Josh Elman, veteran of LinkedIn, Facebook, Twitter, TikTok, and Apple's AI efforts, joins a16z partner Anish Acharya to examine the current state of consumer AI — covering product retention, distribution channels, the labs-versus-startups debate, and where the next generation of consumer companies will emerge.

Key Questions Answered

  • Retention over acquisition: Getting 10 million users fast is the wrong goal. Build a smaller base of users who have genuinely shifted their behavior and cannot revert to old habits. Once that irreversible habit loop is confirmed, scale it. Every major platform — Robinhood, TikTok, Discord — followed this sequence rather than chasing raw download numbers first.
  • Referral mechanics design: Robinhood's give-a-stock, get-a-stock referral program outperformed standard give-$10, get-$10 models because the reward was a lottery-style share worth anywhere from $2 to $100. The variable reward created excitement and word-of-mouth, while keeping customer acquisition costs lower than competing in Facebook and Google ad auctions directly.
  • TikTok's paid-plus-retention playbook: ByteDance spent heavily on Facebook and Twitter ads to acquire Musically/TikTok users, but the strategy only worked because the product retained nearly everyone. Quibi spent comparable sums and failed because retention was absent. Paid acquisition is viable only when the product loop already demonstrates strong organic stickiness before scaling spend.
  • Personal intelligence as the AI frontier: Apple's Siri AI differentiates by accessing on-device data — mail, messages, calendar, notes — to answer contextual questions without the user manually providing context.

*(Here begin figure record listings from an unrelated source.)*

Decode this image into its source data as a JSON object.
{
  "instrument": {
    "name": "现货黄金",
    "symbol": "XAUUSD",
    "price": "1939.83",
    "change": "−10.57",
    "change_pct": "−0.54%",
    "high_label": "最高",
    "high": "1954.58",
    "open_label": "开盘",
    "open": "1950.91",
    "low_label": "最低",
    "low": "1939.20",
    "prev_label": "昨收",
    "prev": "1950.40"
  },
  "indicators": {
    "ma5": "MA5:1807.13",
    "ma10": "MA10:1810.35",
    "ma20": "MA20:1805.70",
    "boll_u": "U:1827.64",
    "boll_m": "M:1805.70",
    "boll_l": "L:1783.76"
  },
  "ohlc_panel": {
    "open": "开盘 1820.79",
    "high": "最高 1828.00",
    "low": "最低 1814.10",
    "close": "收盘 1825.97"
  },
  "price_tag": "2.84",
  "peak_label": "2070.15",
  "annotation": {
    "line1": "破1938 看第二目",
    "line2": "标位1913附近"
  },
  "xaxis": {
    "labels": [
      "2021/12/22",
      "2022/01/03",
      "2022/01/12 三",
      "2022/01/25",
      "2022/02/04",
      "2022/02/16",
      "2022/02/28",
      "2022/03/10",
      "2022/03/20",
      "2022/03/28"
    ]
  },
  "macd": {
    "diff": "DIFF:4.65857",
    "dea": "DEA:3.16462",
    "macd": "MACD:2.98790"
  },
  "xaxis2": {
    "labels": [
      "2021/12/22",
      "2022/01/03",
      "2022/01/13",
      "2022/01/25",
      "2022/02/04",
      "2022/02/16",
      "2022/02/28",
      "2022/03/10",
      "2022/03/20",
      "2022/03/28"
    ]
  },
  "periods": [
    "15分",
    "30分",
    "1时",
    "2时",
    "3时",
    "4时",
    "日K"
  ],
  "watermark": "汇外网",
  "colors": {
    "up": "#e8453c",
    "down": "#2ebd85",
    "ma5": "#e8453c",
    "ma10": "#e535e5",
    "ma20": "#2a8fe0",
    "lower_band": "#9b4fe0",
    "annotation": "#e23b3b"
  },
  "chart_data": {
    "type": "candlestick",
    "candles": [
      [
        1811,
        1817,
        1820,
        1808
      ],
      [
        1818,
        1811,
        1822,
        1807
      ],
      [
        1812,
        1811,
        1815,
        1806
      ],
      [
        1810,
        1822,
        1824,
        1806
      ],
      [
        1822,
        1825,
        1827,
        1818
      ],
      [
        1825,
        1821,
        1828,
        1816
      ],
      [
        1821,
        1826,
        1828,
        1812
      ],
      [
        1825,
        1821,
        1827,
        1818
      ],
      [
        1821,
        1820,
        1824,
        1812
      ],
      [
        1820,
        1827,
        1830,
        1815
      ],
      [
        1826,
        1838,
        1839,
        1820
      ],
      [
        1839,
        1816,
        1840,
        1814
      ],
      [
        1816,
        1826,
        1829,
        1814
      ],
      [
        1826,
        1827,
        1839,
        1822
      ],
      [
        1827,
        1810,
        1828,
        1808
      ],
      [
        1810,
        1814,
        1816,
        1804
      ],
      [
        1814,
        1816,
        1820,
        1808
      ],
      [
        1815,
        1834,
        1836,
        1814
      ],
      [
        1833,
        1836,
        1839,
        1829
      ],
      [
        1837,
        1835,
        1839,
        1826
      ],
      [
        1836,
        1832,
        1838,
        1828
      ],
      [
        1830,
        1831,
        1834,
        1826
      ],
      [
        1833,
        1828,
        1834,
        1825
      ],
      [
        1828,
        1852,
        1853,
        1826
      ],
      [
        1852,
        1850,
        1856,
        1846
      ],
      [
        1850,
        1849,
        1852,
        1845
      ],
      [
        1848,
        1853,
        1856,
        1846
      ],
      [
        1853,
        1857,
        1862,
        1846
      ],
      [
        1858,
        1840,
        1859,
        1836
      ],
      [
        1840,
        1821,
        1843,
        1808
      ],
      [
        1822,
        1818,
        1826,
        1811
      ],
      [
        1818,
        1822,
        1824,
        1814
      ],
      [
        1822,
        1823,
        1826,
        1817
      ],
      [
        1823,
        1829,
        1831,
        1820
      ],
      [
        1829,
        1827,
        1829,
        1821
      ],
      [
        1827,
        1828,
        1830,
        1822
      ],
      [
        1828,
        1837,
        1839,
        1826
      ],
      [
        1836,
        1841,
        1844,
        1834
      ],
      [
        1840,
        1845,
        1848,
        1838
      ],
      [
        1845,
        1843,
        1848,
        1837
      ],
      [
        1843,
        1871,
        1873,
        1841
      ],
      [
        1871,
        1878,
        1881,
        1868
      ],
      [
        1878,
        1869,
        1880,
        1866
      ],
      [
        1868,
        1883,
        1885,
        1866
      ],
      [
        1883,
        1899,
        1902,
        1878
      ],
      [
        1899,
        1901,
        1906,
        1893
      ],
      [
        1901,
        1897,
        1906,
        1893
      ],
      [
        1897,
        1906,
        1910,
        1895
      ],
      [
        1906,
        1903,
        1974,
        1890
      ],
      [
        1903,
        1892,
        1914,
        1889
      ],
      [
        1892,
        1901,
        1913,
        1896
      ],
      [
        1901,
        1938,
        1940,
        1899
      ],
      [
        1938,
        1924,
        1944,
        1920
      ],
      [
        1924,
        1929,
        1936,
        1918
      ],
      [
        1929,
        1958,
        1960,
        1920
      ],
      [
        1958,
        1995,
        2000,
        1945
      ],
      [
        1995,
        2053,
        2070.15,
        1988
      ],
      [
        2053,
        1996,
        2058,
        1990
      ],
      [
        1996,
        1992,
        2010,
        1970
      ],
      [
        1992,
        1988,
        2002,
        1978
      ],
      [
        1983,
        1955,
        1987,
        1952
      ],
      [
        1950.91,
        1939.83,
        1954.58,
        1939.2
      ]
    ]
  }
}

This "personal intelligence" layer, where the assistant already knows your information, represents a distinct product category from general-purpose chatbots and opens space for consumer startups building vertical personal assistants.
  • Generative engine optimization (GEO) as the next distribution channel: Consumer AI products need to appear when AI assistants recommend solutions to user problems. Alongside creator-driven word-of-mouth, founders should optimize for agent referrals — structuring content and product data so that ChatGPT, Claude, and similar tools surface their product when users describe relevant problems, replacing traditional SEO as a primary discovery mechanism.

Notable Moment

Elman reveals he left venture capital partly because he doubted whether any new consumer startup could reach billion-user scale against entrenched social networks — then watched ChatGPT prove him wrong by becoming one of the fastest-growing consumer apps in history within roughly three years.